After months paying over $100 out-of-pocket, she just couldn’t afford her medication anymore, and she had to stop taking it.
“I learned about all of this when I walked out of a test and got a message from her that in the middle of the night in her final exam period she’d been in the emergency room. She’d been there all night in just terrible, excruciating pain. She wrote to me, ‘It was so painful I’d woke up thinking I’ve been shot.’
“Without her taking the birth control, a massive cyst the size of a tennis ball had grown on her ovary. She had to have surgery to remove her entire ovary as a result.
“On the morning I was originally scheduled to give this testimony, she was sitting in a doctor’s office, trying to cope with the consequences of this medical catastrophe.
“Since last year’s surgery, she’s been experiencing night sweats and weight gain and other symptoms of early menopause as a result of the removal of her ovary. She’s 32-years-old.

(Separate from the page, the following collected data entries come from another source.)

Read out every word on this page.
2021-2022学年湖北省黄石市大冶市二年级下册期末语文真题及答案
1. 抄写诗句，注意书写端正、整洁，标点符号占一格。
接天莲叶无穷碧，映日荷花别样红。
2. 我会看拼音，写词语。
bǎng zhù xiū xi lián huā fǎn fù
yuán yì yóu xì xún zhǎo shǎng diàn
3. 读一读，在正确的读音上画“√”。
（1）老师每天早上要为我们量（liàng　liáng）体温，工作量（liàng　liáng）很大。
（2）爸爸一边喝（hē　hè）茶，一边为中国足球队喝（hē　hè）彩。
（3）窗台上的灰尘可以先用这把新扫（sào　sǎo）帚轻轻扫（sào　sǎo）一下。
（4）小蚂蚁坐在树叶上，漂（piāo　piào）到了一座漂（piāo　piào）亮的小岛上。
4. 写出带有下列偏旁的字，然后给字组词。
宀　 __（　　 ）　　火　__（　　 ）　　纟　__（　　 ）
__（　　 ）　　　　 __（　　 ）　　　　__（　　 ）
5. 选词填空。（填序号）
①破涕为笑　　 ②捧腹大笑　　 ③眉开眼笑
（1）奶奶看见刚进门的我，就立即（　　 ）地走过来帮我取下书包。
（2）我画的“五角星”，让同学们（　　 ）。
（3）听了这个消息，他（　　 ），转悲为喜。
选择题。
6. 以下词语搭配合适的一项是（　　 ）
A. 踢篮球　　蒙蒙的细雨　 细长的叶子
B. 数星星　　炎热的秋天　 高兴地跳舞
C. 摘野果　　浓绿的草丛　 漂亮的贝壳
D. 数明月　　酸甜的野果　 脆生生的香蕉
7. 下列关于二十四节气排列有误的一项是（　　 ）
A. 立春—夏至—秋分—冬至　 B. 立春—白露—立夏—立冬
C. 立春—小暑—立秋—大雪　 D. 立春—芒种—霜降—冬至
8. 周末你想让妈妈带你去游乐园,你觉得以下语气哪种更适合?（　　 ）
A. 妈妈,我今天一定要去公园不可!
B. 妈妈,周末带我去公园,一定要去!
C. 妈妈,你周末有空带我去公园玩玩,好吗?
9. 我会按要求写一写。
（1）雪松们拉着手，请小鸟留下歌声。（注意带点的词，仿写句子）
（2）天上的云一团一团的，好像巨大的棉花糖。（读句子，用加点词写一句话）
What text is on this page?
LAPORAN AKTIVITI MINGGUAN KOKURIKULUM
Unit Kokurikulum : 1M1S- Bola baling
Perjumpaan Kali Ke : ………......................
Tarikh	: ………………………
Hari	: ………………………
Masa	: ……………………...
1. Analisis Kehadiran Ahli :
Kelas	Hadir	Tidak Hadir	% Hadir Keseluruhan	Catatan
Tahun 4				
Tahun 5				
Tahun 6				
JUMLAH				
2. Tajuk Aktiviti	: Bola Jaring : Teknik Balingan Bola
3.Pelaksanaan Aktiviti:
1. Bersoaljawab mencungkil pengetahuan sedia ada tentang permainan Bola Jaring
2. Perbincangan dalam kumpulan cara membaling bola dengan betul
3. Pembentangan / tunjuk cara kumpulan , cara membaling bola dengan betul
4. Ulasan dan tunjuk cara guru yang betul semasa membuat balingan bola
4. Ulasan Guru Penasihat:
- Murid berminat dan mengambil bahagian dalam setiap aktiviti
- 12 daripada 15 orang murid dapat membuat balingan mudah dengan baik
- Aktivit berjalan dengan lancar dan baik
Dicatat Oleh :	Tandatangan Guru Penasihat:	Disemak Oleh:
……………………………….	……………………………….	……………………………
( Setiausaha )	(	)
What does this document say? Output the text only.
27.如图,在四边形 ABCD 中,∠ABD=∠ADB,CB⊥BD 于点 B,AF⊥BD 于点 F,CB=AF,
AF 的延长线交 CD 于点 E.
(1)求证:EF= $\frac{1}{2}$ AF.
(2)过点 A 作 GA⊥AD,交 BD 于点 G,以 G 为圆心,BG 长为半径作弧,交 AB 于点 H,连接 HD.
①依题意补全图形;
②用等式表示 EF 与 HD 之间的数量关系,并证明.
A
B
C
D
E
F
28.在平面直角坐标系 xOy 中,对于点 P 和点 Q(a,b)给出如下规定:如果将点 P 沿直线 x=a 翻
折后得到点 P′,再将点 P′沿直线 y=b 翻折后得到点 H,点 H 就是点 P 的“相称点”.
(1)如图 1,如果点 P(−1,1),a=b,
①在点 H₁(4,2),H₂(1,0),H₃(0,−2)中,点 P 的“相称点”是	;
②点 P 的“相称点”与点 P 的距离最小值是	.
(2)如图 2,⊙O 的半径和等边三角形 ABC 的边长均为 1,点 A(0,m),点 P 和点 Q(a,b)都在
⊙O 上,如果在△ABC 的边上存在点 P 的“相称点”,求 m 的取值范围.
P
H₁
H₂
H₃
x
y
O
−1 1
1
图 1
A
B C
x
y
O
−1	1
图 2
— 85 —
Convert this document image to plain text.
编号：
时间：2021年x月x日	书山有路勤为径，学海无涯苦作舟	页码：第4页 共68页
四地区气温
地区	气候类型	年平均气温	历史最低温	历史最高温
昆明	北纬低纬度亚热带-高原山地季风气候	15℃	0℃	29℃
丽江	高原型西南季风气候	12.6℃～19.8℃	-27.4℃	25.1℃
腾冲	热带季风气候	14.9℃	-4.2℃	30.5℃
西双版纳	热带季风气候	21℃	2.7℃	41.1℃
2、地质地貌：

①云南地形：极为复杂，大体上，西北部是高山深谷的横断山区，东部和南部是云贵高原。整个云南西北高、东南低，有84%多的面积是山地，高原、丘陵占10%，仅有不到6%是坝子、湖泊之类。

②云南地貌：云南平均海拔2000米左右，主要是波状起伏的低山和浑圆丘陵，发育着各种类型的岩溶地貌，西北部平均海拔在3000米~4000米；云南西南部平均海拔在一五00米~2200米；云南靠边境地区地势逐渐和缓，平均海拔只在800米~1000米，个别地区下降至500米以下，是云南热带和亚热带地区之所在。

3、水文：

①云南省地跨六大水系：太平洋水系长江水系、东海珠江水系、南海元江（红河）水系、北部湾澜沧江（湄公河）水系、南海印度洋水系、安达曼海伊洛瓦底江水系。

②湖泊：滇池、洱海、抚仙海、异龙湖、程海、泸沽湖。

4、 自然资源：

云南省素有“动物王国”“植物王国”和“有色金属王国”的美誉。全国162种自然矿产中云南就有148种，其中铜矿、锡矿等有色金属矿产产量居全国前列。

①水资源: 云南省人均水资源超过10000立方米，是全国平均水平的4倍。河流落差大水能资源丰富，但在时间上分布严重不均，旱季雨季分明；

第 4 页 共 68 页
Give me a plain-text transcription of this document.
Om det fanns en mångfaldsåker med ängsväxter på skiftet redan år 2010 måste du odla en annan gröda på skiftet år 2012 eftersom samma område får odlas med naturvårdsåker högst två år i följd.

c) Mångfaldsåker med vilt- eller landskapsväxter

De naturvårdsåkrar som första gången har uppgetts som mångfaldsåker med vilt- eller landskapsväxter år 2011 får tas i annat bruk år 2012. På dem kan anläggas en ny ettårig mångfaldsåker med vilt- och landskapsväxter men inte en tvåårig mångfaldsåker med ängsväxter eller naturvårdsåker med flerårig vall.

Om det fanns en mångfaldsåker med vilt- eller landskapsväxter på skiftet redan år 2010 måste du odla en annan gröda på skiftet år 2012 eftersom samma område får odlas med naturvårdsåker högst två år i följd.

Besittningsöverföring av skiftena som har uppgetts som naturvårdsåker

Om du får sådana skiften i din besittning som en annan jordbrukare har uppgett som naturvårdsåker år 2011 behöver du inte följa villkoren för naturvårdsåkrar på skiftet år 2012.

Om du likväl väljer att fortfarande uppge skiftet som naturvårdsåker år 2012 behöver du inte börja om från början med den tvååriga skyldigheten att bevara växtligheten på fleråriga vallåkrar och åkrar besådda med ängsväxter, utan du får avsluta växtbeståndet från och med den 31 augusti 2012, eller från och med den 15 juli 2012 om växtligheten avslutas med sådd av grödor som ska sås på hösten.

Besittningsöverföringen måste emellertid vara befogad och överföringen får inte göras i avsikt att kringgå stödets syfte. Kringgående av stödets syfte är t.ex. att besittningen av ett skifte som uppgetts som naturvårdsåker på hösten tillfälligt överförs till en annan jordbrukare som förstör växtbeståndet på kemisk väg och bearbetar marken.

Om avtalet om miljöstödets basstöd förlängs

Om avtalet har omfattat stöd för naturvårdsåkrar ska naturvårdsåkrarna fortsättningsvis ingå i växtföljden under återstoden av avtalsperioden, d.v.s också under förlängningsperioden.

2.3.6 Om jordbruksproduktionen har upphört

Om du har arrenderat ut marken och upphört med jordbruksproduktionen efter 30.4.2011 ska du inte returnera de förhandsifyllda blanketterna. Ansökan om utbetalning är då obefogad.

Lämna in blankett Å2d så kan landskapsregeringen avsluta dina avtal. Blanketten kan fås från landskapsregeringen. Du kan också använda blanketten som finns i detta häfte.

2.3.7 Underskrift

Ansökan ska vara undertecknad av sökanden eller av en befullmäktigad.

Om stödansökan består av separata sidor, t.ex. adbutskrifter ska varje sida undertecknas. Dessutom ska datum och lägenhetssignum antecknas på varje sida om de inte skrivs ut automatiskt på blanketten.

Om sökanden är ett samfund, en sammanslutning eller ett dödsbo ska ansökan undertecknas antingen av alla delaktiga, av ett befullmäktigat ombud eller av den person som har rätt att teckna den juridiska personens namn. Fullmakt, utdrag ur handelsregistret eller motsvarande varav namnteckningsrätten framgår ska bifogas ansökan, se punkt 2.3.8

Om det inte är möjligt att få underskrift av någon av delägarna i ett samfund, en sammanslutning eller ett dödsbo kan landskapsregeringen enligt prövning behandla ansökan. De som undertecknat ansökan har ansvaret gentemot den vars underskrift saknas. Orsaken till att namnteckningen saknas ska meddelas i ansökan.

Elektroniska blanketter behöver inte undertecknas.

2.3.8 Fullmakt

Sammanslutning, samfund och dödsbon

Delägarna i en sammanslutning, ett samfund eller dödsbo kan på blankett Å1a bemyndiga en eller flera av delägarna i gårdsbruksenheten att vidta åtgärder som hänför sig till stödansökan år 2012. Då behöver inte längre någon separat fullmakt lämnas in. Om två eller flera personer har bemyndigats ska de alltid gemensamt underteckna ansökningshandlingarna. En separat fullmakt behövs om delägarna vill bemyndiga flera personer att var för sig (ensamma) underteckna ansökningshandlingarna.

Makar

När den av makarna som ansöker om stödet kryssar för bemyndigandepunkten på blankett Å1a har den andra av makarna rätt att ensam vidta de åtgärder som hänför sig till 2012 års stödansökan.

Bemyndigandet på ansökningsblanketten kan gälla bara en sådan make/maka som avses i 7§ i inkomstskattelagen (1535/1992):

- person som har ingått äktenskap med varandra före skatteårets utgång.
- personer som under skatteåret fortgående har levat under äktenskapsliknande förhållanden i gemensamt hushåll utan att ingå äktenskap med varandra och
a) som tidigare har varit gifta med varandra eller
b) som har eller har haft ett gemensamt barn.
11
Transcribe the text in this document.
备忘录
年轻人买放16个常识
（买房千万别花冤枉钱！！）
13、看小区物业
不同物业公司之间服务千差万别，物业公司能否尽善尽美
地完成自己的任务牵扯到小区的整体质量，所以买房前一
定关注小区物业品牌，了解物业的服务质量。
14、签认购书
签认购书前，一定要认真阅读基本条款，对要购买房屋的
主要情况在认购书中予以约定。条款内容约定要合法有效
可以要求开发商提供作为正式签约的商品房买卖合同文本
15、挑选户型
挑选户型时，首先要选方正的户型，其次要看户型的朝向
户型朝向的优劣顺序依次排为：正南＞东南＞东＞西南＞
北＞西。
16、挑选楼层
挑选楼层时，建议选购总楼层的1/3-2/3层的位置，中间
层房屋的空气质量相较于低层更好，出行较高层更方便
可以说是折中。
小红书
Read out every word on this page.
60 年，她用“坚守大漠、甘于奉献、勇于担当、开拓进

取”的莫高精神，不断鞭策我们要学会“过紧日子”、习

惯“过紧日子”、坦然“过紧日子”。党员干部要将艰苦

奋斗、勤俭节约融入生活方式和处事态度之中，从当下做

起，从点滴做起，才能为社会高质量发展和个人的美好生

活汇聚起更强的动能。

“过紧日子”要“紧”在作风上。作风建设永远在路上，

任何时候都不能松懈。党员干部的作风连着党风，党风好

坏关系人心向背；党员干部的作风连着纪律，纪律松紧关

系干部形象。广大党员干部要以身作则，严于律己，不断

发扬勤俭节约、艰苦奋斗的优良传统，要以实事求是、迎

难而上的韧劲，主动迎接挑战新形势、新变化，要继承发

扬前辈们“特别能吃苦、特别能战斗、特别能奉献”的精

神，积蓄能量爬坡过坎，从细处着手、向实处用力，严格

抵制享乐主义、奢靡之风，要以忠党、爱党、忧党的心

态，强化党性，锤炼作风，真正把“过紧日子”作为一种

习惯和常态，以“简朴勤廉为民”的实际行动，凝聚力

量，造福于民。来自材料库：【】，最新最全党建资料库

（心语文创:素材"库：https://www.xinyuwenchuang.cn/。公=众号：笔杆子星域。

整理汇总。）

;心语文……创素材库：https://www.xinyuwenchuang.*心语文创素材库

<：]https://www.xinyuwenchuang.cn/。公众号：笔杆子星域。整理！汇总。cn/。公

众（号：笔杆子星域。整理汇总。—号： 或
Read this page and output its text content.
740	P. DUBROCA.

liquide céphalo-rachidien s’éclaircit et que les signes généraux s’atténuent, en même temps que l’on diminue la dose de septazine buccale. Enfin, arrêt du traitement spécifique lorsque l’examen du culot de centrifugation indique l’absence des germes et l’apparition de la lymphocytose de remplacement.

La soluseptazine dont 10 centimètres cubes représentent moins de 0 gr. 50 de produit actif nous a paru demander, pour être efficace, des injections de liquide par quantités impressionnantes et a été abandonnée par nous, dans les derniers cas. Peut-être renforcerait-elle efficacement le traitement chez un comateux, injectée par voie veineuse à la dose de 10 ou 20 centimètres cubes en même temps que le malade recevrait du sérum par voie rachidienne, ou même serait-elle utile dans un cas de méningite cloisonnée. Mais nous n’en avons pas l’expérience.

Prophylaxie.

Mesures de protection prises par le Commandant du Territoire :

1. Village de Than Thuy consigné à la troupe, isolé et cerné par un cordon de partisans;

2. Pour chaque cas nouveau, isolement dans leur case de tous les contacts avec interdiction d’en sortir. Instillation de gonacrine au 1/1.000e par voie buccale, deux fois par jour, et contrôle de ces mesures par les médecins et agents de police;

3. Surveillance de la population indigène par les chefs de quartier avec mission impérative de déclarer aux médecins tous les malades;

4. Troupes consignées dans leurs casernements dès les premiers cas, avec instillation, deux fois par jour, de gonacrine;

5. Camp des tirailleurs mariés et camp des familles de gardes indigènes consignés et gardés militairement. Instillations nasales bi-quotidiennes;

“As she put it, ‘If my body indeed does enter early menopause, no fertility specialist in the world will be able to help me have my own children. I will have no choice at giving my mother her desperately desired grandbabies simply because the insurance policy that I paid for, totally unsubsidized by my school, wouldn’t cover my prescription for birth control when I needed it.’
“Now, in addition to potentially facing the health complications that come with having menopause at such an early age – increased risk of cancer, heart disease, osteoporosis – she may never be able to conceive a child.
“Some may say that my friend’s tragic story is rare. It’s not. I wish it were
“One woman told us doctors believe she has endometriosis, but that can’t be proven without surgery. So the insurance has not been willing to cover her medication – the contraception she needs to treat her endometriosis.
“Recently, another woman told me that she also has polycystic ovarian syndrome and she’s struggling to pay for her medication and is terrified to not have access to it.
“Due to the barriers erected by Georgetown’s policy, she hasn’t been reimbursed for her medications since last August.